Professor Marc Turner said: "Although we have an established blood service in this country, we still experience difficulties with blood shortages from time to time. There are still the challenges of matching donor and patient blood, and we still have problems with transfusion-transmitted illness. And when one looks at the problems that Western countries face, these are of course relatively minor compared to the severe problems in other parts of the world."
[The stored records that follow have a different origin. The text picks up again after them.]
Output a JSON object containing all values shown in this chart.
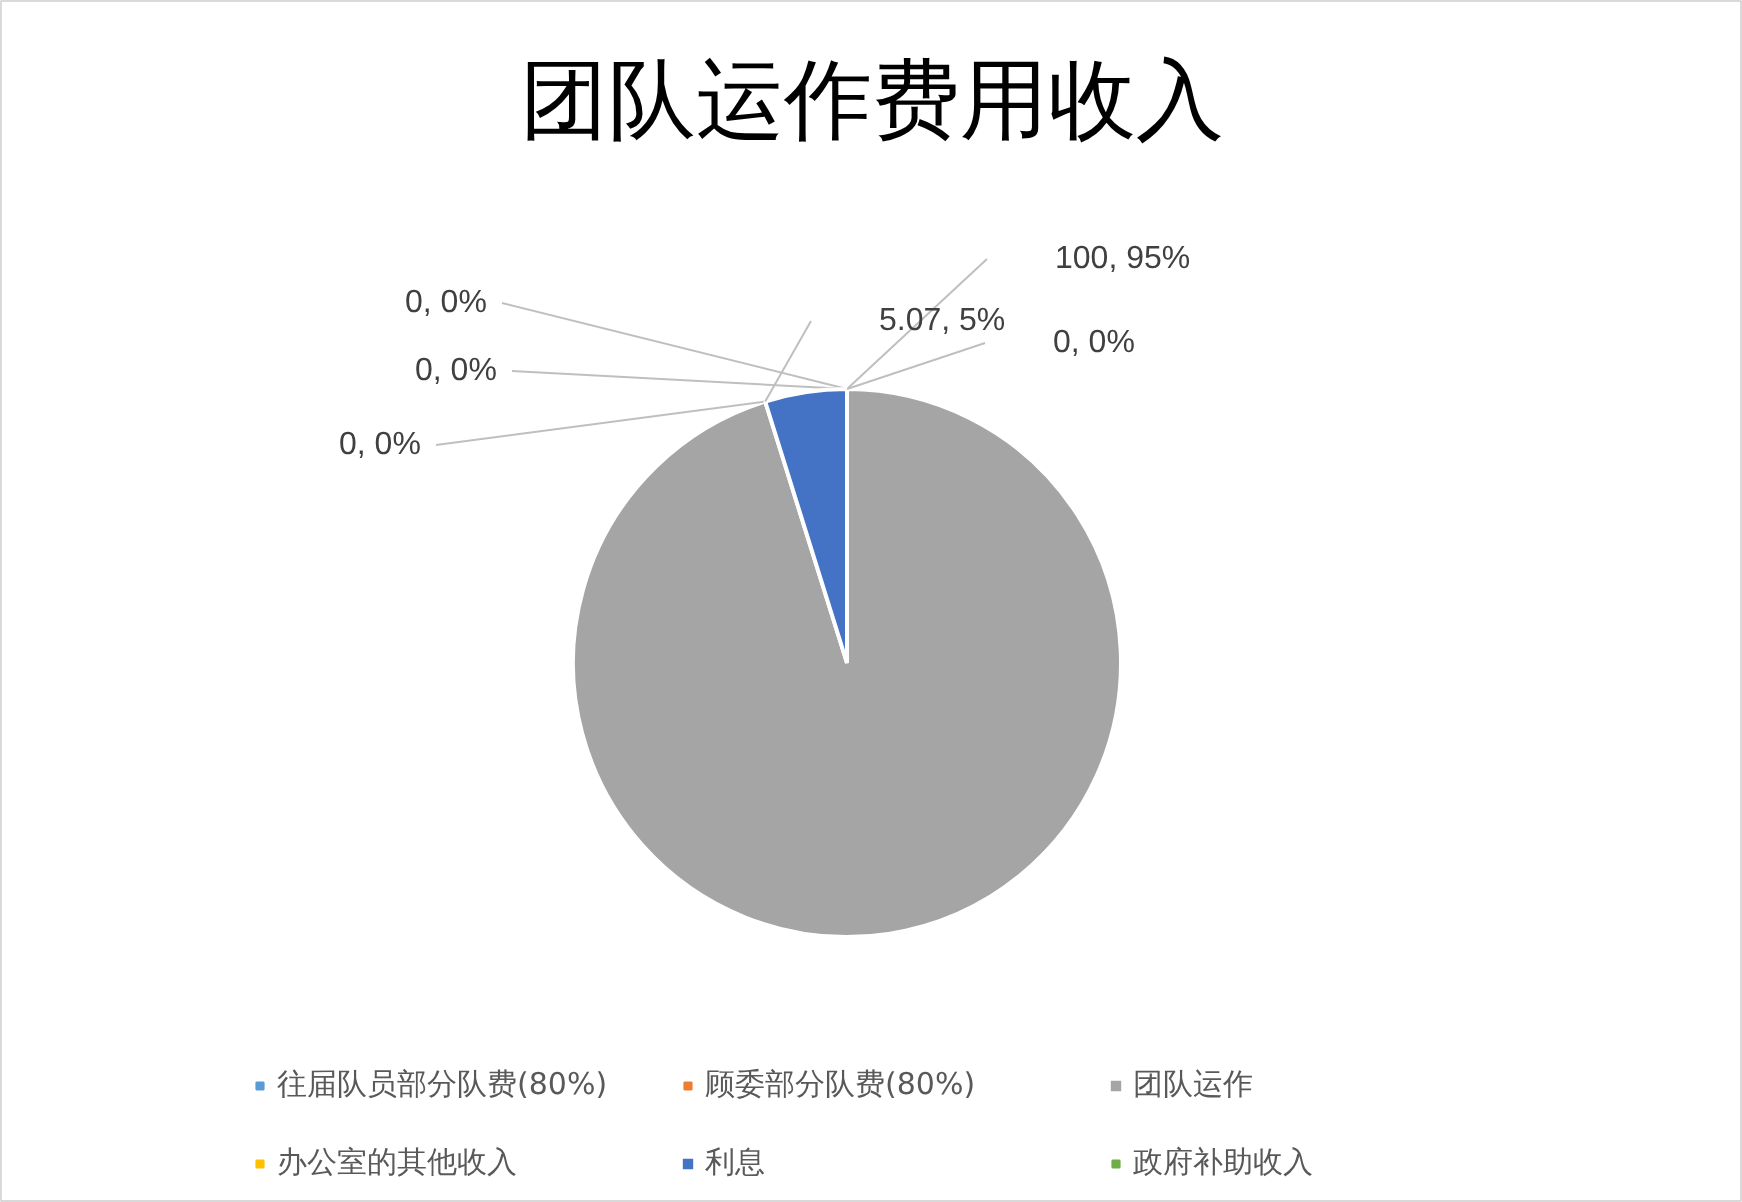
{
  "chart_data": {
    "type": "pie",
    "title": "团队运作费用收入",
    "categories": [
      "往届队员部分队费(80%)",
      "顾委部分队费(80%)",
      "团队运作",
      "办公室的其他收入",
      "利息",
      "政府补助收入"
    ],
    "values": [
      0,
      0,
      100,
      0,
      5.07,
      0
    ],
    "colors": [
      "#5b9bd5",
      "#ed7d31",
      "#a5a5a5",
      "#ffc000",
      "#4472c4",
      "#70ad47"
    ],
    "value_labels": [
      "0, 0%",
      "0, 0%",
      "100, 95%",
      "0, 0%",
      "5.07, 5%",
      "0, 0%"
    ],
    "legend": "bottom"
  }
}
The project will use human embryonic stem cells, which can be kept in culture indefinitely maintaining the potential to form any other type of cell or tissue in the body. The stem cells will come from embryos between three and five days old that would otherwise be discarded as part of routine IVF (in vitro fertilisation) treatments. The research will be conducted in accordance with Human Fertilisation and Embryology Authority (HFEA) procedures.
The Wellcome Trust is providing almost £3 million to fund the research. If successful, it could lead to a new and sustainable source of blood for use in transfusions.
Dr Ted Bianco, the Wellcome Trust's Director of Technology Transfer, said: "Blood transfusion is one of the most common life-saving procedures in medicine, yet we remain dependent on the ongoing availability of donated material. To be sure of a reliable and scaleable supply of blood in the future, when and where it is needed, requires us to go back to the drawing board. It is an exciting and ground-breaking approach that the team led by Marc Turner have come up with. The time has come to apply modern biology to a procedure that has been with us for the best part of 200 years."